5) Cosa ne pensi della scena teatrale italiana contemporanea, in particolare di Roma, e dei movimenti di occupazione o liberazione degli spazi pubblici e degli spazi teatrali?


Piuttosto che la scena, sono un assiduo frequentatore del retro-scena romano: questa carrozzaccia foderata di precariato, bolle di sapone e plateale classismo, che patrocina una lotta acaro mangia acaro al cospetto dell'imperiale mito del "successo". L'attore/trice di Roma è l'imprescindibile case study per uno studio sul cognitariato urbano. Il teatro romano, alternativo e non, è legato alla tradizione borghese. Non tanto nello stile della messa in scena, quanto nel sistema di produzione, di diffusione e persino "grafico" in cui si inserisce. La sperimentazione, quando c'è, è confinata nell'intelligibilità della nicchia, oppure pensa di esserci ma ricade nei cliché dell'egemonia postmoderna. Ci sono lavori e compagnie molto interessanti, ma per nessuno si tratta di un lavoro a tempo pieno, noi compresi. La soluzione sarebbe da un lato una maggiore aggregazione e coscienza politica da parte dei suddetti cognitari/e, dall'altra un'operazione di educazione. Ad esempio contro la narrazione alla "Maria de Filippi", dove il fare teatro ed essere attori/trici è considerato un vero lavoro solo dopo aver ottenuto il successo cine-televisivo o, peggio ancora, sfondando sul web attraverso la parodia di se stessi. Si può vivere di teatro senza diventare famosi? A Roma pare di no: al massimo si sopravvive con l’ansia di risvegliarsi quarantenni. Per questo l'esperimento del Teatro Valle Occupato come bene comune è potente e andrebbe esteso. Purtroppo dopo il trend degli scorsi anni, l'occupazione dei teatri e l'attenzione sul ruolo politico della cultura si è un po' avvitato su se stesso. Occupare un teatro per fare "programmazione alternativa" non è sufficiente: bisognerebbe de-programmare tutto, teatralizzare le occupazioni, promuovere una spettatorialità alternativa.


***

“Un personaggio nel personaggio”
Intervista di Giuseppe Sofo a Laura Garofoli

Roma, 19 maggio 2014.


1) Cosa ha significato per te interpretare Alice?

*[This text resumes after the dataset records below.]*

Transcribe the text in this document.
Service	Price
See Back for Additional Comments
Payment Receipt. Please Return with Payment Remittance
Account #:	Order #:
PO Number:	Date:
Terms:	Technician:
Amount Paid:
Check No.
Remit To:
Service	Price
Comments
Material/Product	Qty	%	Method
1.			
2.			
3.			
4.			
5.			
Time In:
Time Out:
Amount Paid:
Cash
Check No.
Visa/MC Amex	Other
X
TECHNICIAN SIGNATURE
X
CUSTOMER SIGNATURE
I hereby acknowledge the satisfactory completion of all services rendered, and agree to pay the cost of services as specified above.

Alice è un personaggio ricchissimo, è pieno di sfaccettature, è come se fosse “un personaggio nel personaggio”. C'è l'Alice bambina, l'Alice adulta, l'Alice buffa, l'Alice triste, l'Alice clown. Nel mio caso anche l'Alice Artaud. Quindi devo dire che per me è stata una prova d'attrice molto importante. Non capita molto spesso, purtroppo, di potersi confrontare con un personaggio così “pieno”. È stato un lavoro faticoso, sia dal punto di vista fisico che emotivo, a volte ho pensato che non ce l'avrei fatta e devo dirti che anche adesso, che lo stiamo riallestendo, sono di nuovo in piena crisi d'insicurezza. Ce la farò, non ce la farò? Ma forse è proprio questo il bello del gioco. Per me Alice significa rimettermi in gioco sempre. Ogni prova è diversa, ogni replica è diversa, ogni riallestimento è diverso. C'è una continua evoluzione che permette che il personaggio sia sempre vivo e che non abbia il tempo di “calcificarsi”. Questo è un po' destabilizzante, ma anche terribilmente divertente.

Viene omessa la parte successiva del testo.